Lanigan, a two-time Gopher 50 winner, wasn’t interested in talking about the respect he demonstrated toward McCreadie. He actually wasn’t much interested in talking about the race at all.
Sitting dejectedly in the window of his car just beyond McCreadie’s celebration, Lanigan was asked to describe the final laps. He said only that they were “close,” and when asked whether he would have done anything different if he could rerun the race, he tersely responded, “Nope.”
“We just can’t get a win,” said Lanigan, who has fallen short several times since his lone WoO victory March 19 at Ocala (Fla.) Speedway. “We were coming, but (McCreadie) moved to the bottom to block me. That’s what you’re supposed to do when you’re leading the race. I’d would’ve done the same thing.”
Finishing in positions 6-10 was 17th-starter Brian Birkhofer of Muscatine, Iowa; Steve Francis of Ashland, Ky., who ran in the top five for the race’s first 17 laps; Chub Frank of Bear Lake, Pa.; rookie Austin Hubbard of Seaford, Del., who pitted on lap seven after being collected when Brady Smith of Solon Springs, Wis., spun into the inside berm in turn four; and defending WoO champion Josh Richards of Shinnston, W.Va., who started fifth but struggled throughout the race.
Notes: Josh Richards saw his points lead shrink to 16 points over McCreadie, who shaved 20 points off the deficit he faced entering the opening event of the four-race Wild West Tour. ... Chad Simpson of Mount Vernon, Iowa, finished 12th, earning a $500 bonus for being the highest-finishing driver who has never won a WoO event and wasn’t ranked among the top 12 in the points standings. ... Series regular Tim Fuller of Watertown, N.Y., entered the evening’s action just two days after undergoing an emergency appendectomy, but he was too sore to race competitively. He received a provisional starting spot for the main event but only circled the track during the pace laps to collect last-place points. ... Among drivers failing to make the main event: Darryn Waldo, Eric Mass, Dustin Hapka, Jill George and Nick Herrick. ... The Wild West Tour continues Thursday at Superior (Wis.) Speedway before heading to River Cities Speedway in Grand Forks, N.D., on Friday and Dakota State Fair Speedway in Huron, S.D., on Saturday.

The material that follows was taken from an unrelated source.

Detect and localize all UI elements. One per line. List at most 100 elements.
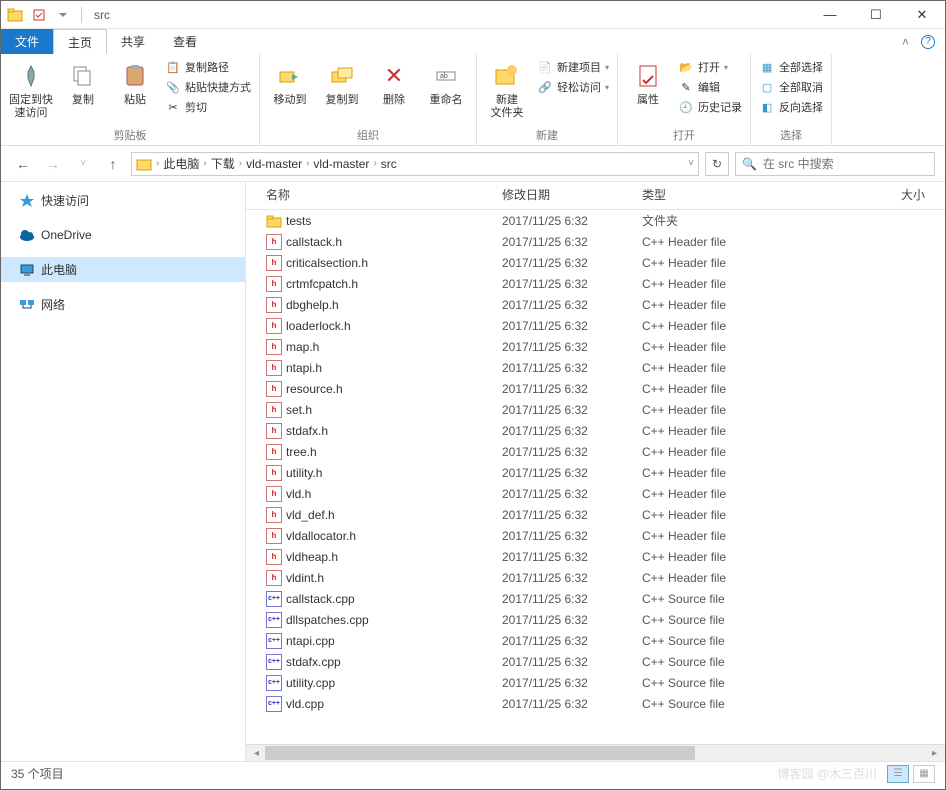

NAPA Auto Parts Gopher 50: (1) Tim McCreadie, (2) Darrell Lanigan, (3) Jimmy Mars, (4) Rick Eckert, (5) Shane Clanton, (6) Brian Birkhofer, (7) Steve Francis, (8) Chub Frank, (9) Austin Hubbard, (10) Josh Richards, (11) Russ King, (12) Chad Simpson, (13) Clint Smith, (14) Jason Hughes, (15) Andrew McKay, (16) Pat Doar, (17) Brent Robinson, (18) Tyler Bruening, (19) Zach Johnson, (20) Adam Hensel, (21) Joe Ludemann, (22) Keith Foss, (23) Brady Smith, (24) Jason Rauen, (25) Tim Fuller. Fast qualifier (among 38 cars): Francis, 14.949 seconds. Heat race winners: Francis, Richards, McCreadie, Eckert. Consolation winners: Birkhofer, McKay. Provisional starters: C. Smith, Fuller.